Thalita Rocha Costa tinha 9 anos quando sofreu bullying. Aconteceu em uma escola particular do Recife. As abusadoras, todas meninas, roubavam-lhe o dinheiro do lanche. Na hora do banho de piscina, chamavam a colega de baleia. Aos 17 anos, Thalita não esquece os abusos. A urticária crônica adquirida na época vez por outra ressurge diante de alguma emoção. Deixa a pele avermelhada e os lábios inchados. Dia desses, a estudante viu uma das abusadoras na fila do banco. Não se incomodou como no passado. Está ocupada com uma viagem especial.

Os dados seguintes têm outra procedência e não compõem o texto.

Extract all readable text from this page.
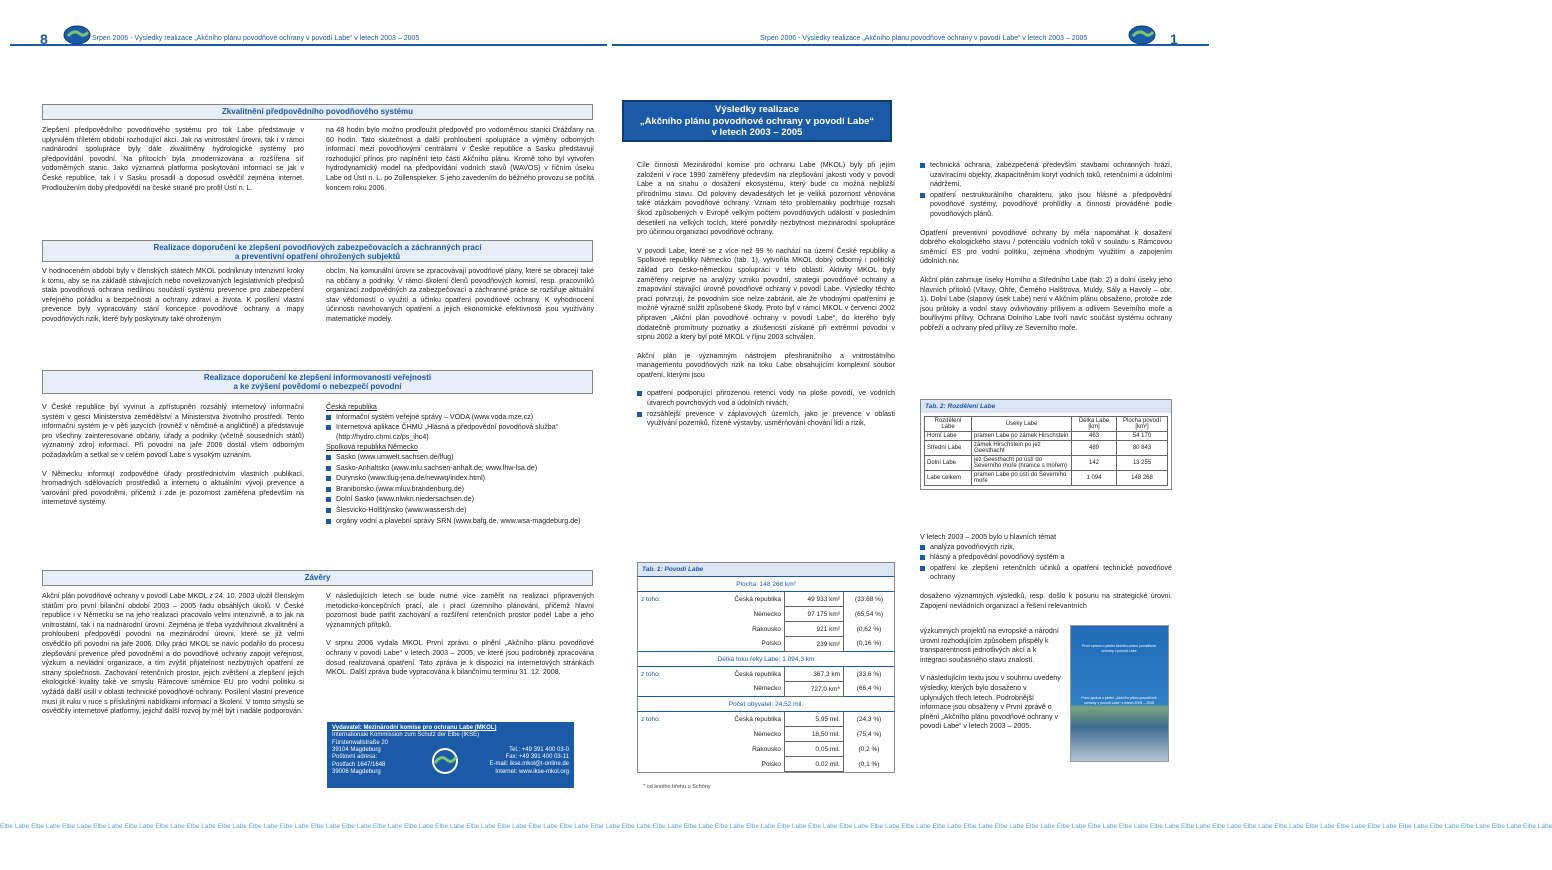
8	1
Srpen 2006 - Výsledky realizace „Akčního plánu povodňové ochrany v povodí Labe“ v letech 2003 – 2005	Srpen 2006 - Výsledky realizace „Akčního plánu povodňové ochrany v povodí Labe“ v letech 2003 – 2005
Zkvalitnění předpovědního povodňového systému
Zlepšení předpovědního povodňového systému pro tok Labe představuje v uplynulém tříletém období rozhodující akci. Jak na vnitrostátní úrovni, tak i v rámci nadnárodní spolupráce byly dále zkvalitněny hydrologické systémy pro předpovídání povodní. Na přítocích byla zmodernizována a rozšířena síť vodoměrných stanic. Jako významná platforma poskytování informací se jak v České republice, tak i v Sasku prosadil a doposud osvědčil zejména internet. Prodloužením doby předpovědí na české straně pro profil Ústí n. L.
na 48 hodin bylo možno prodloužit předpověď pro vodoměrnou stanici Drážďany na 60 hodin. Tato skutečnost a další prohloubení spolupráce a výměny odborných informací mezi povodňovými centrálami v České republice a Sasku představují rozhodující přínos pro naplnění této části Akčního plánu. Kromě toho byl vytvořen hydrodynamický model na předpovídání vodních stavů (WAVOS) v říčním úseku Labe od Ústí n. L. po Zollenspieker. S jeho zavedením do běžného provozu se počítá koncem roku 2006.
Realizace doporučení ke zlepšení povodňových zabezpečovacích a záchranných prací
a preventivní opatření ohrožených subjektů
V hodnoceném období byly v členských státech MKOL podniknuty intenzivní kroky k tomu, aby se na základě stávajících nebo novelizovaných legislativních předpisů stala povodňová ochrana nedílnou součástí systému prevence pro zabezpečení veřejného pořádku a bezpečnosti a ochrany zdraví a života. K posílení vlastní prevence byly vypracovány stání koncepce povodňové ochrany a mapy povodňových rizik, které byly poskytnuty také ohroženým
obcím. Na komunální úrovni se zpracovávají povodňové plány, které se obracejí také na občany a podniky. V rámci školení členů povodňových komisí, resp. pracovníků organizací zodpovědných za zabezpečovací a záchranné práce se rozšiřuje aktuální stav vědomostí o využití a účinku opatření povodňové ochrany. K vyhodnocení účinnosti navrhovaných opatření a jejich ekonomické efektivnosti jsou využívány matematické modely.
Realizace doporučení ke zlepšení informovanosti veřejnosti
a ke zvýšení povědomí o nebezpečí povodní

V České republice byl vyvinut a zpřístupněn rozsáhlý internetový informační systém v gesci Ministerstva zemědělství a Ministerstva životního prostředí. Tento informační systém je v pěti jazycích (rovněž v němčině a angličtině) a představuje pro všechny zainteresované občany, úřady a podniky (včetně sousedních států) významný zdroj informací. Při povodni na jaře 2006 dostál všem odborným požadavkům a setkal se v celém povodí Labe s vysokým uznáním.

V Německu informují zodpovědné úřady prostřednictvím vlastních publikací, hromadných sdělovacích prostředků a internetu o aktuálním vývoji prevence a varování před povodněmi, přičemž i zde je pozornost zaměřena především na internetové systémy.

Česká republika
Informační systém veřejné správy – VODA (www.voda.mze.cz)
Internetová aplikace ČHMÚ „Hlásná a předpovědní povodňová služba“ (http://hydro.chmi.cz/ps_ihc4)
Spolková republika Německo
Sasko (www.umwelt.sachsen.de/lfug)
Sasko-Anhaltsko (www.mlu.sachsen-anhalt.de; www.lhw-lsa.de)
Durynsko (www.tlug-jena.de/newwq/index.html)
Braniborsko (www.mluv.brandenburg.de)
Dolní Sasko (www.nlwkn.niedersachsen.de)
Šlesvicko-Holštýnsko (www.wassersh.de)
orgány vodní a plavební správy SRN (www.bafg.de, www.wsa-magdeburg.de)
Závěry
Akční plán povodňové ochrany v povodí Labe MKOL z 24. 10. 2003 uložil členským státům pro první bilanční období 2003 – 2005 řadu obsáhlých úkolů. V České republice i v Německu se na jeho realizaci pracovalo velmi intenzivně, a to jak na vnitrostátní, tak i na nadnárodní úrovni. Zejména je třeba vyzdvihnout zkvalitnění a prohloubení předpovědí povodní na mezinárodní úrovni, které se již velmi osvědčilo při povodni na jaře 2006. Díky práci MKOL se navíc podařilo do procesu zlepšování prevence před povodněmi a do povodňové ochrany zapojit veřejnost, výzkum a nevládní organizace, a tím zvýšit přijatelnost nezbytných opatření ze strany společnosti. Zachování retenčních prostor, jejich zvětšení a zlepšení jejich ekologické kvality také ve smyslu Rámcové směrnice EU pro vodní politiku si vyžádá další úsilí v oblasti technické povodňové ochrany. Posílení vlastní prevence musí jít ruku v ruce s příslušnými nabídkami informací a školení. V tomto smyslu se osvědčily internetové platformy, jejichž další rozvoj by měl být i nadále podporován.

V následujících letech se bude nutné více zaměřit na realizaci připravených metodicko-koncepčních prací, ale i prací územního plánování, přičemž hlavní pozornost bude patřit zachování a rozšíření retenčních prostor podél Labe a jeho významných přítoků.

V srpnu 2006 vydala MKOL První zprávu o plnění „Akčního plánu povodňové ochrany v povodí Labe“ v letech 2003 – 2005, ve které jsou podrobněji zpracována dosud realizovaná opatření. Tato zpráva je k dispozici na internetových stránkách MKOL. Další zpráva bude vypracována k bilančnímu termínu 31. 12. 2008.

Vydavatel: Mezinárodní komise pro ochranu Labe (MKOL)
Internationale Kommission zum Schutz der Elbe (IKSE)
Fürstenwallstraße 20
39104 Magdeburg
Poštovní adresa:
Postfach 1647/1648
39006 Magdeburg
Tel.: +49 391 400 03-0
Fax: +49 391 400 03-11
E-mail: ikse.mkol@t-online.de
Internet: www.ikse-mkol.org
Výsledky realizace
„Akčního plánu povodňové ochrany v povodí Labe“
v letech 2003 – 2005

Cíle činnosti Mezinárodní komise pro ochranu Labe (MKOL) byly při jejím založení v roce 1990 zaměřeny především na zlepšování jakosti vody v povodí Labe a na snahu o dosažení ekosystému, který bude co možná nejbližší přírodnímu stavu. Od poloviny devadesátých let je veliká pozornost věnována také otázkám povodňové ochrany. Vznam této problematiky podtrhuje rozsah škod způsobených v Evropě velkým počtem povodňových událostí v posledním desetiletí na velkých tocích, které potvrdily nezbytnost mezinárodní spolupráce pro účinnou organizaci povodňové ochrany.

V povodí Labe, které se z více než 99 % nachází na území České republiky a Spolkové republiky Německo (tab. 1), vytvořila MKOL dobrý odborný i politický základ pro česko-německou spolupráci v této oblasti. Aktivity MKOL byly zaměřeny nejprve na analýzy vzniku povodní, strategii povodňové ochrany a zmapování stávající úrovně povodňové ochrany v povodí Labe. Výsledky těchto prací potvrzují, že povodním sice nelze zabránit, ale že vhodnými opatřeními je možné výrazně snížit způsobené škody. Proto byl v rámci MKOL v červenci 2002 připraven „Akční plán povodňové ochrany v povodí Labe“, do kterého byly dodatečně promítnuty poznatky a zkušenosti získané při extrémní povodni v srpnu 2002 a který byl poté MKOL v říjnu 2003 schválen.

Akční plán je významným nástrojem přeshraničního a vnitrostátního managementu povodňových rizik na toku Labe obsahujícím komplexní soubor opatření, kterými jsou

opatření podporující přirozenou retenci vody na ploše povodí, ve vodních útvarech povrchových vod a údolních nivách,
rozsáhlejší prevence v záplavových územích, jako je prevence v oblasti využívání pozemků, řízené výstavby, usměrňování chování lidí a rizik,
technická ochrana, zabezpečená především stavbami ochranných hrází, uzavíracími objekty, zkapacitněním koryt vodních toků, retenčními a údolními nádržemi,
opatření nestrukturálního charakteru, jako jsou hlásné a předpovědní povodňové systémy, povodňové prohlídky a činnosti prováděné podle povodňových plánů.

Opatření preventivní povodňové ochrany by měla napomáhat k dosažení dobrého ekologického stavu / potenciálu vodních toků v souladu s Rámcovou směrnicí ES pro vodní politiku, zejména vhodným využitím a zapojením údolních niv.

Akční plán zahrnuje úseky Horního a Středního Labe (tab. 2) a dolní úseky jeho hlavních přítoků (Vltavy, Ohře, Černého Halštrova, Muldy, Sály a Havoly – obr. 1). Dolní Labe (slapový úsek Labe) není v Akčním plánu obsaženo, protože zde jsou průtoky a vodní stavy ovlivňovány přílivem a odlivem Severního moře a bouřlivými přílivy. Ochrana Dolního Labe tvoří navíc součást systému ochrany pobřeží a ochrany před přílivy ze Severního moře.

Tab. 2: Rozdělení Labe
Rozdělení Labe	Úseky Labe	Délka Labe [km]	Plocha povodí [km²]
Horní Labe	pramen Labe po zámek Hirschstein	463	54 170
Střední Labe	zámek Hirschstein po jez Geesthacht	489	80 843
Dolní Labe	jez Geesthacht po ústí do Severního moře (hranice s mořem)	142	13 255
Labe celkem	pramen Labe po ústí do Severního moře	1 094	148 268
V letech 2003 – 2005 bylo u hlavních témat
analýza povodňových rizik,
hlásný a předpovědní povodňový systém a
opatření ke zlepšení retenčních účinků a opatření technické povodňové ochrany
dosaženo významných výsledků, resp. došlo k posunu na strategické úrovni. Zapojení nevládních organizací a řešení relevantních

výzkumných projektů na evropské a národní úrovni rozhodujícím způsobem přispěly k transparentnosti jednotlivých akcí a k integraci současného stavu znalostí.

V následujícím textu jsou v souhrnu uvedeny výsledky, kterých bylo dosaženo v uplynulých třech letech. Podrobnější informace jsou obsaženy v První zprávě o plnění „Akčního plánu povodňové ochrany v povodí Labe“ v letech 2003 – 2005.

První zpráva o plnění Akčního plánu povodňové ochrany v povodí Labe
První zpráva o plnění „Akčního plánu povodňové ochrany v povodí Labe“ v letech 2003 – 2005
Tab. 1: Povodí Labe
Plocha: 148 268 km²			
z toho:	Česká republika	49 933 km²	(33,68 %)
	Německo	97 175 km²	(65,54 %)
	Rakousko	921 km²	(0,62 %)
	Polsko	239 km²	(0,16 %)
Délka toku řeky Labe: 1 094,3 km			
z toho:	Česká republika	367,3 km	(33,6 %)
	Německo	727,0 km*	(66,4 %)
Počet obyvatel: 24,52 mil.			
z toho:	Česká republika	5,95 mil.	(24,3 %)
	Německo	18,50 mil.	(75,4 %)
	Rakousko	0,05 mil.	(0,2 %)
	Polsko	0,02 mil.	(0,1 %)
* od levého břehu u Schöny
Elbe Labe Elbe Labe Elbe Labe Elbe Labe Elbe Labe Elbe Labe Elbe Labe Elbe Labe Elbe Labe Elbe Labe Elbe Labe Elbe Labe Elbe Labe Elbe Labe Elbe Labe Elbe Labe Elbe Labe Elbe Labe Elbe Labe Elbe Labe Elbe Labe Elbe Labe Elbe Labe Elbe Labe Elbe Labe Elbe Labe Elbe Labe Elbe Labe Elbe Labe Elbe Labe Elbe Labe Elbe Labe Elbe Labe Elbe Labe Elbe Labe Elbe Labe Elbe Labe Elbe Labe Elbe Labe Elbe Labe Elbe Labe Elbe Labe Elbe Labe Elbe Labe Elbe Labe Elbe Labe Elbe Labe Elbe Labe Elbe Labe Elbe Labe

O embarque acontece no próximo dia 29. O destino é a Universidade de Harvard, em Cambridge, nos Estados Unidos, uma das mais prestigiadas do mundo. Em janeiro, Thalita recebeu, por email, a notícia de que havia sido aceita como estudante no curso de medicina da instituição. Terá um apartamento equipado só para ela no campus, além de bolsa de estudos integral. Serão nove anos dedicados à formação superior. O fato é que a jovem aprendeu com o bullying a transformar raiva e angústia em superação. Na verdade, se Thalita não tivesse passado pelos abusos, poderia não ter conquistado a vaga em Harvard.

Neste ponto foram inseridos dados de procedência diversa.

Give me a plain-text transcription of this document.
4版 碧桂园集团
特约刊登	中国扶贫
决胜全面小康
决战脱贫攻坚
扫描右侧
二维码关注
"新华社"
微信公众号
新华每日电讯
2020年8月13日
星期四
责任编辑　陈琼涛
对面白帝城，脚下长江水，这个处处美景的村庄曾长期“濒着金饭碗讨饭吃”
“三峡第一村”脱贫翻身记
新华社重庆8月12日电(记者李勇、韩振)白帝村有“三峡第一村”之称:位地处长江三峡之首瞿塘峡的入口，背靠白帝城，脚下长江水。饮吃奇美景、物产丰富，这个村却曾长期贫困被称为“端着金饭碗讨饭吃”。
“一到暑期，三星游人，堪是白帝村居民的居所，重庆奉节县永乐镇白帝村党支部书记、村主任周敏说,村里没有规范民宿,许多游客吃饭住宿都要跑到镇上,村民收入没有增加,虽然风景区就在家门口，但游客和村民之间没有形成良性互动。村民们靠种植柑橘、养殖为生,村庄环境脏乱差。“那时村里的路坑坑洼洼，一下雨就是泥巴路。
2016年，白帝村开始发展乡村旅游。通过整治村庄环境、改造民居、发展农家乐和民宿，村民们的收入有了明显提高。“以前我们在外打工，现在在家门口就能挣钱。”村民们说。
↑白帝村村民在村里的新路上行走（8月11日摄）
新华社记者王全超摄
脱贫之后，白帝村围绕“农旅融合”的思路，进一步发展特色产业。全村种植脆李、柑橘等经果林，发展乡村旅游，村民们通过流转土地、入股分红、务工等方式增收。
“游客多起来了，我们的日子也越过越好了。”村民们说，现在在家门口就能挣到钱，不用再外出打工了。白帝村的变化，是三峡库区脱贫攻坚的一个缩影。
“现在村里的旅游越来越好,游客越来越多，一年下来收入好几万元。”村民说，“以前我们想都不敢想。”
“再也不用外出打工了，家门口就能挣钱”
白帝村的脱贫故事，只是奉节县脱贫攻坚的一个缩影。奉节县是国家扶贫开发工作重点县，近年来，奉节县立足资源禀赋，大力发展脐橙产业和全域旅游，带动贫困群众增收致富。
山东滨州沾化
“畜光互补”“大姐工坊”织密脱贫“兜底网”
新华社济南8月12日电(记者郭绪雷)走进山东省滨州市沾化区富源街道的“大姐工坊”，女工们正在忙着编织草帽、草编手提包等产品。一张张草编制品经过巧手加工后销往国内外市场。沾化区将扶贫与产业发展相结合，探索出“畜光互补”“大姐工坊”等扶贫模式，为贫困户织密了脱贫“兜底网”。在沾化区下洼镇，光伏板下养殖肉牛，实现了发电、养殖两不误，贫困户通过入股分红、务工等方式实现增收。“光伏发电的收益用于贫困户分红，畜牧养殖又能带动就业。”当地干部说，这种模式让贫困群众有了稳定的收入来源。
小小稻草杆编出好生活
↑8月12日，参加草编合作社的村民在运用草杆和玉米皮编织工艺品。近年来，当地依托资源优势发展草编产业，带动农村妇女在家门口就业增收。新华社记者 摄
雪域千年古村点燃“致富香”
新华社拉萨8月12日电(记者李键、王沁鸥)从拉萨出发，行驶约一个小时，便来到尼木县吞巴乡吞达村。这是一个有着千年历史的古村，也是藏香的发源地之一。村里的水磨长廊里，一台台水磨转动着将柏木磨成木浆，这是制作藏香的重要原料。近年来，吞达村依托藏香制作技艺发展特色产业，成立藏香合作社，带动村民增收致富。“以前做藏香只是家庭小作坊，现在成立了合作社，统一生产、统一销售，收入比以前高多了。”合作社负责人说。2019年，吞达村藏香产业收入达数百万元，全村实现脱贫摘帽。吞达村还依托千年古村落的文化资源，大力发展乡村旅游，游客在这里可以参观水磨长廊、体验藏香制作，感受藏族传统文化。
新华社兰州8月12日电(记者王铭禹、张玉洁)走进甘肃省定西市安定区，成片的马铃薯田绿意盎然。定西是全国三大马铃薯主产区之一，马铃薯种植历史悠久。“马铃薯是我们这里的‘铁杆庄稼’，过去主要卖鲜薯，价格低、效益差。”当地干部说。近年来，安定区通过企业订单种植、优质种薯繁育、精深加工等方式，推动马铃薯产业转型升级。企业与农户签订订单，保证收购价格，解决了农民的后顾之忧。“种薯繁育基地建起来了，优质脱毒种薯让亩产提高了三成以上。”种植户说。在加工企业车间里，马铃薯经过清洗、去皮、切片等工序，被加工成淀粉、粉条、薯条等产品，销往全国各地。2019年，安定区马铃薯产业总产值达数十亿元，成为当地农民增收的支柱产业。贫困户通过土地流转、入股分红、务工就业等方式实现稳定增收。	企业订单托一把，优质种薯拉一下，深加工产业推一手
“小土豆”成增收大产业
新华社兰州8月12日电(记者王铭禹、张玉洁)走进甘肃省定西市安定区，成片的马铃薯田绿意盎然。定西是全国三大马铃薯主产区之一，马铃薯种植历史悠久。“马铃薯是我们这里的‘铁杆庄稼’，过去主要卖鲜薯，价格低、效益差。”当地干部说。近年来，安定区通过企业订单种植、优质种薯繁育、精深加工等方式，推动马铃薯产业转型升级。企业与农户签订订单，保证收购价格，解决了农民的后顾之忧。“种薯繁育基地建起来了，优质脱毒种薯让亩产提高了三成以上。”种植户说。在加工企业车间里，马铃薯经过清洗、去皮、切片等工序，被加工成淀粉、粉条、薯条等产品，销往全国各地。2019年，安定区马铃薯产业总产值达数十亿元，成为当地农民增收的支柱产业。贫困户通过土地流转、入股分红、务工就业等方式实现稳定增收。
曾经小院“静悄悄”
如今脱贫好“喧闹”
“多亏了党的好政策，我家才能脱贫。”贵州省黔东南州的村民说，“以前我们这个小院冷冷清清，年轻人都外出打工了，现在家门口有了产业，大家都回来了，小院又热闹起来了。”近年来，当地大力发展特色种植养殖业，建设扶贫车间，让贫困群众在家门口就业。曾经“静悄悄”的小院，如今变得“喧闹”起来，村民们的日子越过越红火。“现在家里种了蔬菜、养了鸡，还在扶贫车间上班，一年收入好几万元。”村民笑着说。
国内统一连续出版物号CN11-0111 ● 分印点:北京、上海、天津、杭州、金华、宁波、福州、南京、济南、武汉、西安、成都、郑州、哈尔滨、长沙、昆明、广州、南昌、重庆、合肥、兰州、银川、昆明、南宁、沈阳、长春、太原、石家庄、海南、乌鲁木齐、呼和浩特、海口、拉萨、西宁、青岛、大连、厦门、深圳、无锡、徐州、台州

O bullying empurrou Thalita para outro colégio. No processo de escolha da nova escola, a família pensou na possibilidade de buscar uma vaga em uma unidade pública de qualidade. “Imaginamos, na época, que eu poderia me beneficiar com programas ofertados nas escolas estaduais, como viagens e bolsas de estudo”, lembra Thalita. A jovem cursou do 5º ao 8º ano no Liceu de Artes e Ofícios. O ensino médio foi no Ginásio Pernambucano.

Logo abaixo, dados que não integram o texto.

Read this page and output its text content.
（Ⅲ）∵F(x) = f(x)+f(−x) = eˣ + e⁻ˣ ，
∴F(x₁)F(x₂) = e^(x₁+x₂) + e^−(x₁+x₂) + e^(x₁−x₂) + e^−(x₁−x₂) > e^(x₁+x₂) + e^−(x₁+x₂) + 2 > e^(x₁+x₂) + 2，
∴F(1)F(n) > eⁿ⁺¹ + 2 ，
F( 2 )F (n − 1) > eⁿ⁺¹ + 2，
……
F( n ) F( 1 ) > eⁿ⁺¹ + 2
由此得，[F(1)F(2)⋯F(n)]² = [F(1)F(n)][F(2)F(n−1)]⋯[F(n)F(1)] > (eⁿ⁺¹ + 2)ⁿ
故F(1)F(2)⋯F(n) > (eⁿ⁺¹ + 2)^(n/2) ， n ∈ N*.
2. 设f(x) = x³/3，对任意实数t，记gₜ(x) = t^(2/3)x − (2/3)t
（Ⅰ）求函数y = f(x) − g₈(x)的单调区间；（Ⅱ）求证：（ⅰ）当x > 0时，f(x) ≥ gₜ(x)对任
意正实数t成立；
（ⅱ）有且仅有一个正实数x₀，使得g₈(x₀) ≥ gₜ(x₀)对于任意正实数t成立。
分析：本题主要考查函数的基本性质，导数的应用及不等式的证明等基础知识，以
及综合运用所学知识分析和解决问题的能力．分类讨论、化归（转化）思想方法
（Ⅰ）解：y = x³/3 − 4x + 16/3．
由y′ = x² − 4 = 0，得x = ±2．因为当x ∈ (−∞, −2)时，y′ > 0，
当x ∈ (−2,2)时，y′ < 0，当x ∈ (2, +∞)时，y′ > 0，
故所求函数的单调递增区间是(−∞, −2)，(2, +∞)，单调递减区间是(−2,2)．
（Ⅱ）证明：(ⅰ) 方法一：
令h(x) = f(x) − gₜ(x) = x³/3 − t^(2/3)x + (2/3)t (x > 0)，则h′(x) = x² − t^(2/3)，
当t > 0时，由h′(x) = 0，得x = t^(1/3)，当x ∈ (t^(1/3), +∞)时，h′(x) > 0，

As notas altas sempre fizeram a diferença. Eram um dos motivos do abuso na escola. Também foram decisivas para Thalita, como aluna do estado, ser selecionada em um curso de inglês na ABA e no Ganhe o Mundo, programa de intercâmbio da Secretaria Estadual de Educação. Embarcou no ano passado, no segundo ano do ensino médio, para estudar uma temporada no Arizona Lutheran School. “Um dia, na hora do intervalo, peguei um folder da Universidade de Harvard para ler. O diretor da escola se aproximou e perguntou qual o meu sonho. Respondi que queria estudar em Harvard”, lembra.
O diretor fez os testes com Thalita e encaminhou uma carta de recomendação a Harvard com os resultados dos exames. “Achei os testes fáceis, mas não imaginava que passaria”, conta a estudante, surpresa. Ela obteve nota para ingressar em seis universidades.
Filha de um protético e de uma secretária aposentada, Thalita é a mais nova dos três filhos do casal e a única a dividir o teto com os pais. A mãe, Suely Rocha Costa, 52, passará o primeiro mês com a filha nos EUA. “Depois, temos autorização para irmos três vezes por ano”, planeja. O pai, Josedi Costa, 57, esconde as lágrimas quando o assunto é o embarque. A filha fará falta.